We want to investigate how the total and relative concentrations of wild-type or $\Delta$-P6 virions will vary over time using different founder population compositions and varying the P6-deactivation rate. To investigate this we produced phase plane diagrams comparing the amount of wild-type virions in the cell against the amount of modified ones.

Below are three sections, each with a different $k_g$ and $k_c$, which show how the composition of virions in the cell will change over time with or without our CRISPR/Cas9 system. In each case, the lines are colour-coded by the initial concentration of virions. If the founder population is mostly wild-type the curve is dark blue, if founders are mostly mutants the curve will be green, and mixed populations will have a colour in between. Founder populations are varied from 0 to 10 genomes for each of the trajectories.

This analysis fits nicely with our viral spread model, as it will tell us how initial composition of founders will affect viral load. It also fits nicely with the CRISPR/Cas9 analysis as it shows how behaviour changes given different values for $k_g$ or $k_c$.

Note: In each plot below “pure virions” refers to the number of virions in the cell which contain the wild-type genome while “impure virions” refers to the number of virions containing the genome without functional P6.

#### Phase plane with no P6 deactivation $k_g = k_c = 0$

As shown in the four graphs below, phase planes with no P6-deactivation are not particularly interesting. Since there's no conversion from wild-type to modified genomes the lines are perfectly straight. Their slope is determined by the initial composition of wild-type and modified genomes while the final position after a given time are determined by the initial wild-type genomes (since only wild-type genomes produce P6).
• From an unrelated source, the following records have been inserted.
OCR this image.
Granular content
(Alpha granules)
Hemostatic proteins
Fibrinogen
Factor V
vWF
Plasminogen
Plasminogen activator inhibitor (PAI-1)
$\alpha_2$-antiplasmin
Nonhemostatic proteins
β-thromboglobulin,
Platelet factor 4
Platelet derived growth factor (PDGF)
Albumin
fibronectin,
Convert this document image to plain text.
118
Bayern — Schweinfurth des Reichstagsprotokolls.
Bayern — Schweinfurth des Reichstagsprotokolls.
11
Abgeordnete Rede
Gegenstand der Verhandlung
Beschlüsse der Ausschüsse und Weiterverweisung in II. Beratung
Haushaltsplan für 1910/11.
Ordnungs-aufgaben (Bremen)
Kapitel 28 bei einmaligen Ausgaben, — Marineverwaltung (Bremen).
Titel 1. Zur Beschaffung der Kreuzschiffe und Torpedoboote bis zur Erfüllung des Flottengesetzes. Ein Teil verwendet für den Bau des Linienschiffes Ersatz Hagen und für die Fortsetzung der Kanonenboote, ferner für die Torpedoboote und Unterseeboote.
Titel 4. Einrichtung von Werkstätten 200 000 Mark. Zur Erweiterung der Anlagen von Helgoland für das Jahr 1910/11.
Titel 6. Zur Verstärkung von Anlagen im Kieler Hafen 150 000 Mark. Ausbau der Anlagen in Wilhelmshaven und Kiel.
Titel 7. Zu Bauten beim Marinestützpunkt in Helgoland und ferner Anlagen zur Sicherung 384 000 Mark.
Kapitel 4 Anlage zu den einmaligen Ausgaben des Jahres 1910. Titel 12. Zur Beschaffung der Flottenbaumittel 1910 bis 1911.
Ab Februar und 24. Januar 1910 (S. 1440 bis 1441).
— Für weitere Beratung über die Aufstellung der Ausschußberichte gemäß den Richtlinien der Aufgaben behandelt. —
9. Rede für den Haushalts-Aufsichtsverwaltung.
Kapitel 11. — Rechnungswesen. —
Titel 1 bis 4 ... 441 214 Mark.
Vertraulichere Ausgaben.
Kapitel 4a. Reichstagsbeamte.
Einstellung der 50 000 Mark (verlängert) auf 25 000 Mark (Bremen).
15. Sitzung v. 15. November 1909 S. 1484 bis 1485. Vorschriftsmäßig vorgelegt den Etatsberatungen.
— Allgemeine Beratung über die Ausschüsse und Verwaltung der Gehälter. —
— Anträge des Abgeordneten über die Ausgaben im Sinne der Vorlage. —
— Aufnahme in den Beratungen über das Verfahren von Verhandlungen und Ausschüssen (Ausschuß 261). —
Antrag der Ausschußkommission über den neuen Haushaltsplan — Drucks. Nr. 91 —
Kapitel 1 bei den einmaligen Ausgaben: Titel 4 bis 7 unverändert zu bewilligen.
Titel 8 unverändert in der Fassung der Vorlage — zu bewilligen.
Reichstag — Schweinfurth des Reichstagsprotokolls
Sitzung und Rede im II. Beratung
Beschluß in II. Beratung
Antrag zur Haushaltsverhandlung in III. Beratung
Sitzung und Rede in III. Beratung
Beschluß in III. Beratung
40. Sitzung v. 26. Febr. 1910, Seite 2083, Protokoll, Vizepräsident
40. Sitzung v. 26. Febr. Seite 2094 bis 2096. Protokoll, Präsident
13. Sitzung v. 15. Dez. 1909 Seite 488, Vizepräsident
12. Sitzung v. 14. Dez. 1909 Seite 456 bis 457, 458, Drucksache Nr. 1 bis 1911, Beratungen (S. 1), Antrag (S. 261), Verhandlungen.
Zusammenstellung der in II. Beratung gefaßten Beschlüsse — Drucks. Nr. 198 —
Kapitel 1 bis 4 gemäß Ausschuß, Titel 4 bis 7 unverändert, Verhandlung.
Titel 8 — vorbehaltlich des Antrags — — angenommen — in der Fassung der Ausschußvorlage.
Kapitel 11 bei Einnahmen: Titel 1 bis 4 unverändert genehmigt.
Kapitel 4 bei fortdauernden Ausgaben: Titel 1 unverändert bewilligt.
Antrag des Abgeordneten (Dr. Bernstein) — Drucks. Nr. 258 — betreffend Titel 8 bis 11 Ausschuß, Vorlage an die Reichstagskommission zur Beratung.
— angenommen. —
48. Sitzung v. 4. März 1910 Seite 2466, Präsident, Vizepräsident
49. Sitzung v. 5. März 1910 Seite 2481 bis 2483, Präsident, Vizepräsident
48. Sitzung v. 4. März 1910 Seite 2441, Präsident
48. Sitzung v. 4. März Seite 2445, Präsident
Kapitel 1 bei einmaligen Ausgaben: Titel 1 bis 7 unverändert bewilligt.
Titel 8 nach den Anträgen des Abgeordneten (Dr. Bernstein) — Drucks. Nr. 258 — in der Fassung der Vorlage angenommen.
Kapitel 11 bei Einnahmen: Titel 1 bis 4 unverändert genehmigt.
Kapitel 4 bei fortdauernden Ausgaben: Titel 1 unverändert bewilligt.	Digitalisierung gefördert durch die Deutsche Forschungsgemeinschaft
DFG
After 4 hours there are no virions present in the cell which corresponds to the lag between initial infection and virion production. After 6 hours the cell begins to produce virions at fairly low concentrations. At 8 hours the cell produces slightly more. Finally, by 16 hours the number of virions has reached steady state, which is indicated by the regular line length. The lines do decrease in length as the slope increases since lines with a larger slope have more modified genomes which leads to less P6 and thus fewer total virions at steady state.

#### Phase plane with no P6 deactivation $k_g = k_c = 0.001$

Much more interesting is when P6-deactivation is non-zero. At 6 hours there is a low amount of virions produced in the cell. At 16 hours we see most virion trajectories have reached steady state (seen in the graph by the top right limit), but these curves have another interesting property. Due to the conversion of wild-type virions the lines are curving upwards as there are more mutated genomes to produce them.

However, over time (seen clearly at about 48 hours) the total amount of virions curves back on itself. This is due to having all genomes having P6 deactivated and thus no transactivation from P6 to produce P3, P4, and P5. Once P6 has started degrading the concentrations of the other proteins decrease and so the total viral load lowers. After 80 hours we see that the total amount of virions will drop down to zero.

#### Phase plane with high P6 deactivation $k_g = k_c = 0.01$

Here we see what happens when the P6-deactivation rate is high. Again, at 4 hours there are no virions present. At 8 hours there are virions present and again all the lines curve upwards due to the conversion of wild-type genomes to modified versions. Note also the “feathery” pattens in the trajectories at 8 hours which are caused by the fact that we varied both wild-type and modified genomes from 0 to 10.

At 16 hours we see that with this high P6 deactivation rate the virions start to curve inwards much earlier than they did in the previous section. Finally, at 24 hours the viral load is in sharp decline due to the total lack of P6 in the cell.